Model for the cleavage of ANP by IDE. A, biased stochastic mode for the cleavage of ANP by IDE. ANP cleavage by IDE has revealed a novel mechanism for substrate hydrolysis by IDE, involving a biased stochastic mode, as opposed to the previously proposed sequential mode. B, four modes of substrate cleavage by IDE exemplified by the cleavages of insulin, Aβ, bradykinin, and ANP. See “Results” for details about these four modes.

FIGURE 6.

IDE-mediated degradation of fsANP in the absence and presence of ANP and CNP. MALDI-TOF mass spectra of (A) ANP, (B) fsANP, (C) CNP, and a 1:1 molar ratio of (D) ANP + fsANP and (E) CNP + fsANP. Each spectrum depicts the peptide(s) alone (bottom panel) or after incubation with IDE (top panel).

FIGURE 7.

Monomeric IDE mutant R767A retains its ability to switch NP substrate selectivity. A, cartoon diagram depicting IDE dimer arrangement revealed in IDE crystal structures.
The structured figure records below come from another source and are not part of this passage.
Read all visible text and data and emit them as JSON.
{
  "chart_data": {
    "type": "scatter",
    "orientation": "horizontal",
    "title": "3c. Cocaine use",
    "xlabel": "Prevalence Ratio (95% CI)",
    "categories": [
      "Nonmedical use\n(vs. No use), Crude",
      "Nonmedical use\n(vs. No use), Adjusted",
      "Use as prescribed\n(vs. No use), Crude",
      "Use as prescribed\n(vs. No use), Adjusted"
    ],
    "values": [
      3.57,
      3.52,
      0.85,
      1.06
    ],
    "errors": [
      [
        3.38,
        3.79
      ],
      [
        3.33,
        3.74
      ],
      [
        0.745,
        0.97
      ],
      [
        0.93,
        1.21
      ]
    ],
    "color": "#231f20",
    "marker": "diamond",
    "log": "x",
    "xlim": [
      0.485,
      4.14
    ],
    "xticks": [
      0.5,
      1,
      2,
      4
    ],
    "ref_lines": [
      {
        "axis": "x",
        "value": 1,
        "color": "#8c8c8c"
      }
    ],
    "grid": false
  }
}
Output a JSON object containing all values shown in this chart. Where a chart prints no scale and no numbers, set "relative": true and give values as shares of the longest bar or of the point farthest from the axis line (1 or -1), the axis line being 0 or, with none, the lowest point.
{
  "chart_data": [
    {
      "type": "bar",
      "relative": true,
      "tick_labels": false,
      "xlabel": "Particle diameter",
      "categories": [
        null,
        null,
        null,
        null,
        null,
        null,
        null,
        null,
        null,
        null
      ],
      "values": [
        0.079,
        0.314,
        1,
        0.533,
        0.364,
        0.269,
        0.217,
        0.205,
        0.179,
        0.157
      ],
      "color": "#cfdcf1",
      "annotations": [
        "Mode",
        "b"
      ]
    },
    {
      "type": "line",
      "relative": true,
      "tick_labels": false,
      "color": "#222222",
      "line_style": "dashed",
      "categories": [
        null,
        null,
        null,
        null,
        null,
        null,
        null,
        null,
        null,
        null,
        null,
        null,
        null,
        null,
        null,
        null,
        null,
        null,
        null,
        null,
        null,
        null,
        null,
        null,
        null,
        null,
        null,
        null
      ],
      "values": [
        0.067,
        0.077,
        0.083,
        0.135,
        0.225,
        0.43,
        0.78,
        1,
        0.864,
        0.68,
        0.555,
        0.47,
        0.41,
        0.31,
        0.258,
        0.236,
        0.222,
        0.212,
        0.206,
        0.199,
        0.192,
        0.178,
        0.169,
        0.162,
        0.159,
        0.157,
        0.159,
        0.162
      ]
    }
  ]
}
Arg-767 located at the dimer interface is highlighted. Native-PAGE analysis (B) and size exclusion chromatography (C) of IDE-R767A are shown. D, enzymatic activity of IDE-R767A using bradykinin mimetic substrate V. E, IDE-R767A mediated degradation of ANP, fsANP, and a 1:1 mixture of both NPs. The MALDI-TOF spectra depict the peptides alone (left panels) or after incubation with IDE-R767A (right panels).